Tuesday, November 29, 2022

taking a shot

Every morning when I sit in the park, I plan out my day in my head. Sometimes the day is full of errands, I route them out. I take into account if and when I'll become hungry and what neighborhood I will be in when that hunger comes about. When I do everything in my mental checklist, the day leaves me feeling satisfied and with a purpose no matter how mundane the tasks of that day were.

Lately however, I sit in the park and I can't think of anything I ought to do. There's nothing I 'need' nor anything I would want. I dig and dig and dig for things. I scroll on my phone and look at cleaning supplies I might want to try. I try and think of what I might want to write. I think maybe I'll want to write at a coffee shop but all of the coffee shops I usually like to write at have begun to bother me. Should I start writing at a bar at 1 in the afternoon somewhere far uptown?
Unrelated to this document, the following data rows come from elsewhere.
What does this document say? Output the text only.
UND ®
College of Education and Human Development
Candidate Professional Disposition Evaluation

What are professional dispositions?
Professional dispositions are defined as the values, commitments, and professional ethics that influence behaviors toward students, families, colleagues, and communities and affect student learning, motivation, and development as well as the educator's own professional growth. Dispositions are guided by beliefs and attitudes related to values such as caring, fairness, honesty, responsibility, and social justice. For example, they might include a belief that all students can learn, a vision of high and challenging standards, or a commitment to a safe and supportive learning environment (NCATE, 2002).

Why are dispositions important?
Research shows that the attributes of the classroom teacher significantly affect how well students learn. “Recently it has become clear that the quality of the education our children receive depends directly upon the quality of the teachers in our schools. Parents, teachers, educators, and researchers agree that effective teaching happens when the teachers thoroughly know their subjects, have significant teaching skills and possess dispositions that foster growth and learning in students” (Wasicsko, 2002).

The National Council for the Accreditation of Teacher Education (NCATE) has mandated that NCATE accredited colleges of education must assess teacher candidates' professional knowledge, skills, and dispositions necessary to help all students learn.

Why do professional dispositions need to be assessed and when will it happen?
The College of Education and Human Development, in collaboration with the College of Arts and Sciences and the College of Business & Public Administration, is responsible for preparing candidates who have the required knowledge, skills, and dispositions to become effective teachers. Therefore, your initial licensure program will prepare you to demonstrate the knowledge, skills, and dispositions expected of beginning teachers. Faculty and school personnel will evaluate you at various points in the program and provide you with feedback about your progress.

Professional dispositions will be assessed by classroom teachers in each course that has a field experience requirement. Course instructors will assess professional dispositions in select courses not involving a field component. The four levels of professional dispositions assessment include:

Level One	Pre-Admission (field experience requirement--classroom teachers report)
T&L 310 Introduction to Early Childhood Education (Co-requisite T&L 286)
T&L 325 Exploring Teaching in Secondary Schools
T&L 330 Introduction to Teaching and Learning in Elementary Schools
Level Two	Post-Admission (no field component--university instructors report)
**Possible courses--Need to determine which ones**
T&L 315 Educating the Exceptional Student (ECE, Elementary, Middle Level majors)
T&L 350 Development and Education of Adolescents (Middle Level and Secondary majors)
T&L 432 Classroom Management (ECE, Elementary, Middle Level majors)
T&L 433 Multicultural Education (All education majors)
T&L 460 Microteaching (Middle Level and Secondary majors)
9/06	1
I talk myself out of it because I don't want to take the train downtown at rush hour. I tell myself I'll try a new restaurant but I always talk myself out of that too because I worry I won't like it. 

I thought for a moment that this weird phase I am in is because I'm losing my spirit in daily living. Not in a way that a doctor would prescribe as depression but that maybe it's all simply getting old to me. As a creature of habit this is a startling place to come to. I tell myself over and over again that change is good, that transitions in life are some of the most poignant times for growth but I always lose sight of that ladder. I want to stay right where I am! But I hate where I am. 

Of course I don't hate where I am in my life, in fact I am rather satisfied with my work life, my home, and my social life. I've spent hours wondering where this nameless and invisible void came from and when. 

Around a year ago, my camera broke. I wasn't too torn about it. These things happen. Film cameras are especially fragile and like a everything, they may die without any warning. I saw that death as a great time to try something new. I bought a camera on Ebay that broke within a week and I hated the way the photos looked despite it being $600 and every photographer told me they loved it. Now I had no money and no camera. I was mad! Fast forward to July, a friend sold me his $2,500 camera for $500! What a steal I thought! But that camera hasn't felt like mine and I don't think it ever will. The photos just aren't me.

So on it's way from Japan as I write is the camera that I hope will bring me closer to normalcy. The camera that died about a year ago, not the same one but one that it's now previous owner claims was only used a few times. Just thinking about it being on it's way is making me smile. It's the perfect camera for me. I have missed it so much and I wonder if I'm putting too much weight on the thing but I am getting fidgety just thinking about it.